Massachusetts budget features programs to support seniors, aging in place


Massachusetts Gov. Maura Healey (D) has signed a $57.8 billion state budget for 2025, which features several provisions designed to assist the state’s senior residents with health care, food assistance and aging-in-place provisions like home-based care. This is according to announcements by Healy’s office and AARP.

Signed into law on July 29, the budget features support for several aging-specific programs advocated for by AARP. These include home- and community-based care designed to support aging in place; community councils on aging to better assess the needs of older residents; funds for outreach and counseling resources for seniors who have mental health needs; and more allocations for the state’s health insurance program.

Councils on aging will receive $1.4 million in additional funds from the budget. Other programs that will get budget increases include elder nutrition ($200,000); congregate housing ($600,000); elder protective services ($4.5 million); elder home care ($16 million) and purchased services ($22 million); and senior supportive housing ($23 million).

The budget also includes a new municipal tax-lien protection program, which “allows property owners going through foreclosure to reclaim any excess equity on their homes once their tax bill is settled.” This is referred to as a ban on “home equity theft,” according to AARP.

The budget also adds support for a virtual senior center, specifically for older members of the state’s LGBTQ+ community; funds a dementia care coordination program; and makes regional bus fares free, although that provision does not impact service from the Massachusetts Bay Transportation Authority (MBTA).

“This budget delivers on our shared priorities and drives our state forward with urgency and purpose,” Healey said in a statement. “It invests in areas that we are already leading on and makes them better — including our #1 ranked schools and our nation-leading child care strategy. We’re also tackling our biggest challenges by lowering household costs and improving transportation. We’re doing all of this responsibly, staying within our means and in line with the rate of inflation.”

AARP also lauded the signing of the budget and the programs it contains.
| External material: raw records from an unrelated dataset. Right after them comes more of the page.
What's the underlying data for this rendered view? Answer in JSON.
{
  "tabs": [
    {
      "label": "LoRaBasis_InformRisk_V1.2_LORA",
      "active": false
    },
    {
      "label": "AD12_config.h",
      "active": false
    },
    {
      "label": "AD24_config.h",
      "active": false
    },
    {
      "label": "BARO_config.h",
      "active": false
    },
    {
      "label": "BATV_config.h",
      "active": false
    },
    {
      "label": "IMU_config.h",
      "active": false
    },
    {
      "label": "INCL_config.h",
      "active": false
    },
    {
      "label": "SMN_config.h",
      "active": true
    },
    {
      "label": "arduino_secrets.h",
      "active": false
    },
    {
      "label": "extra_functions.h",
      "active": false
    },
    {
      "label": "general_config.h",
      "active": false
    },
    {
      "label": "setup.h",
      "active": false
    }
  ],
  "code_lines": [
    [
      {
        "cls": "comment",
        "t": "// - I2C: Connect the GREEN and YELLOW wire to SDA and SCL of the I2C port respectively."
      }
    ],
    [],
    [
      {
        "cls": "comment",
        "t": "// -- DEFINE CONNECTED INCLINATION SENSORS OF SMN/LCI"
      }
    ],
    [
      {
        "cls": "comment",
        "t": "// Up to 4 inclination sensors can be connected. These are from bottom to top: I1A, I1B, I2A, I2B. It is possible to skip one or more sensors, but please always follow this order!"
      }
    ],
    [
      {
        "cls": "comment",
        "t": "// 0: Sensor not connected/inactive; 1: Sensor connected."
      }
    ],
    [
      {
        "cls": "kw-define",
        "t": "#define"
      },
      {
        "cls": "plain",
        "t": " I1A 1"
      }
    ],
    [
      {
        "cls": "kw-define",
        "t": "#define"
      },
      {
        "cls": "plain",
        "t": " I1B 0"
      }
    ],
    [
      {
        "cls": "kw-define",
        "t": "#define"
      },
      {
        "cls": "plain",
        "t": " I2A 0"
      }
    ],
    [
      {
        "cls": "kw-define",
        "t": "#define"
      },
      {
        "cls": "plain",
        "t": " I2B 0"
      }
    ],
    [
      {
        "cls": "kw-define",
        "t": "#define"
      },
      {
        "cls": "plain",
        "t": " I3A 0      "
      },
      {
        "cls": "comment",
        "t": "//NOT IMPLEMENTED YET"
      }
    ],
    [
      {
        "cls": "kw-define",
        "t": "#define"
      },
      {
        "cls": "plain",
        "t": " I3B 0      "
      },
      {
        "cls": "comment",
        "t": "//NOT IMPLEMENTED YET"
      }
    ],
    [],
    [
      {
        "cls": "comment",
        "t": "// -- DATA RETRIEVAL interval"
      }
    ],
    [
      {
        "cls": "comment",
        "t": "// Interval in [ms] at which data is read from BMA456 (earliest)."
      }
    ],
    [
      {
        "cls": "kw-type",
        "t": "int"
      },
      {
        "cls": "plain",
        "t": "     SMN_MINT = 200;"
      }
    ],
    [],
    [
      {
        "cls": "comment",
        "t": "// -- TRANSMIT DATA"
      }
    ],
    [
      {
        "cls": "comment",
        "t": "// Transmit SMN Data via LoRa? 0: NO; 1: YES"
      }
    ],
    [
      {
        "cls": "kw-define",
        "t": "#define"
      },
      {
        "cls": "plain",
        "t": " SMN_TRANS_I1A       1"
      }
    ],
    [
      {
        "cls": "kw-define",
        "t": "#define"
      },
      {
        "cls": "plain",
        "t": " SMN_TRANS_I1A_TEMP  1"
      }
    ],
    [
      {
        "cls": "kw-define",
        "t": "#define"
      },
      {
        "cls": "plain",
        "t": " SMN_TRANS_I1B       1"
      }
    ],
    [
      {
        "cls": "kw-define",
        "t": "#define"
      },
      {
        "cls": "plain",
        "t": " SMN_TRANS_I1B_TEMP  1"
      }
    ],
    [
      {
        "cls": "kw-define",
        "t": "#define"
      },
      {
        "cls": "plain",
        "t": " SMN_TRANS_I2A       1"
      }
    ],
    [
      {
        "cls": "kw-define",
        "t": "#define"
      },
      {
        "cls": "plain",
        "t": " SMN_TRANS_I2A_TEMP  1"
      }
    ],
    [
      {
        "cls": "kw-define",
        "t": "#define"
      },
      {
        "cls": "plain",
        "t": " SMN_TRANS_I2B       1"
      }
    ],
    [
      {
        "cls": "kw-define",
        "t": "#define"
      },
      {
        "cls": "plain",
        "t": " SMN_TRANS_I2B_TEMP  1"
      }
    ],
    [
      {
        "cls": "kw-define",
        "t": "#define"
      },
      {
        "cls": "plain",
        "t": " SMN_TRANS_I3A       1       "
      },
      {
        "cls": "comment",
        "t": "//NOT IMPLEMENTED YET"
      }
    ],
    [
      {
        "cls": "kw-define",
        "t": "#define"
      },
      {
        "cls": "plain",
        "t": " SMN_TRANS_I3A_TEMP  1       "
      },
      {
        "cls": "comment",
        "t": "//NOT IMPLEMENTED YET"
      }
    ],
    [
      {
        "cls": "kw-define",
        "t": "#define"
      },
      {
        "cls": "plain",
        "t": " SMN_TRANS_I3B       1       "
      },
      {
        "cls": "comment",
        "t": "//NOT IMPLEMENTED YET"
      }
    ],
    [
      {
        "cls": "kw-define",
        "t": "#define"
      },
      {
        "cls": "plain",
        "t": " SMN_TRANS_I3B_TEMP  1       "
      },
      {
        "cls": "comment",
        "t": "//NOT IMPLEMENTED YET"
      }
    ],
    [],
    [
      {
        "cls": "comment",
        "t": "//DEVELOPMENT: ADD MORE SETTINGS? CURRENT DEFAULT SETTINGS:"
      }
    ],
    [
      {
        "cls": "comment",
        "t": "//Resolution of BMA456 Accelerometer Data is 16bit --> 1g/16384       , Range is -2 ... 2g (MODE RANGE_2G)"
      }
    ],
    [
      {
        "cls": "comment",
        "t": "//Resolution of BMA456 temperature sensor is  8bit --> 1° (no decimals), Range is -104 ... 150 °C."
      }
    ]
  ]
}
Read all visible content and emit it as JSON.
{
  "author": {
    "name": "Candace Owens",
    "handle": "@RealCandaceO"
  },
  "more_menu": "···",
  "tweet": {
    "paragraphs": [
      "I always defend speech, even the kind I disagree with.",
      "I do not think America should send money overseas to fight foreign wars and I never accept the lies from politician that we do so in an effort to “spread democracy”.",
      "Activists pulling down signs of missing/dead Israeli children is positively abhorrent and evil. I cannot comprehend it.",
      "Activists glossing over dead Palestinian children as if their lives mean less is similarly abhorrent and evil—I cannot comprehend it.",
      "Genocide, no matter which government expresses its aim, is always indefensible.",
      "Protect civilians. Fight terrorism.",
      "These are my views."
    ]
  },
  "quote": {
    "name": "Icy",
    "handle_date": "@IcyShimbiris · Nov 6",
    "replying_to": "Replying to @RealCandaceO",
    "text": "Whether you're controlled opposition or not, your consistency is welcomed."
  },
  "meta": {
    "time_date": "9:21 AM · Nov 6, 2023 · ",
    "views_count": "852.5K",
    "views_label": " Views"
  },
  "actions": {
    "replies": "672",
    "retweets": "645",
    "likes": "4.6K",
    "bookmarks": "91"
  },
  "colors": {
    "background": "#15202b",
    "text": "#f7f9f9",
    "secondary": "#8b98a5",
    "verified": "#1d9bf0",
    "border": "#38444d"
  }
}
“AARP believes the budget is an opportunity to plan for the Bay State’s growing older population,” the organization said. “In 2020, the 60-plus group comprised 24% of the population. Adults 60 and over in Massachusetts will soon eclipse the under-20 age cohort for the first time in recorded history.”

Recently, Massachusetts did away with a key impediment to the state’s reverse mortgage business — a prohibition on remote counseling sessions that aimed to restrict such sessions to in-person meetings only.
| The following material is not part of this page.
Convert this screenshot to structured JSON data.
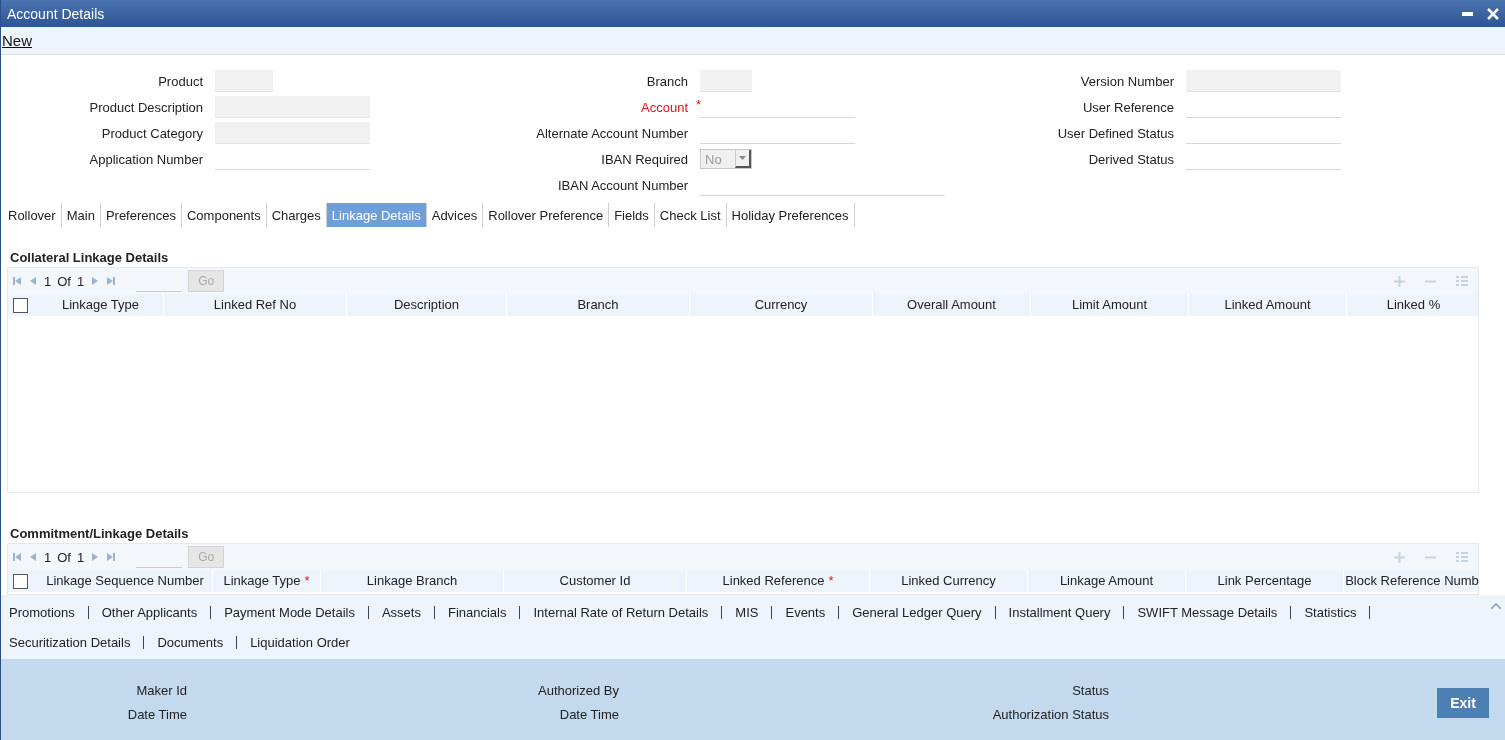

The law, which had been passed in 2010 and on the books since 2014, had created challenges for the state’s seniors to reach their counseling sessions. This was exacerbated by the presence of only eight full-time counselors serving the state, which dwindled to roughly five by 2021. Six years after the law went into full effect, it clashed with physical distancing mandates the state handed down in an effort to slow the spread of COVID-19.

After several additional years of legislative lobbying by area professionals, the National Reverse Mortgage Lenders Association (NRMLA) and the Mortgage Bankers Association (MBA), Healey signed a budget bill at the end of April that rescinded the in-person counseling requirement.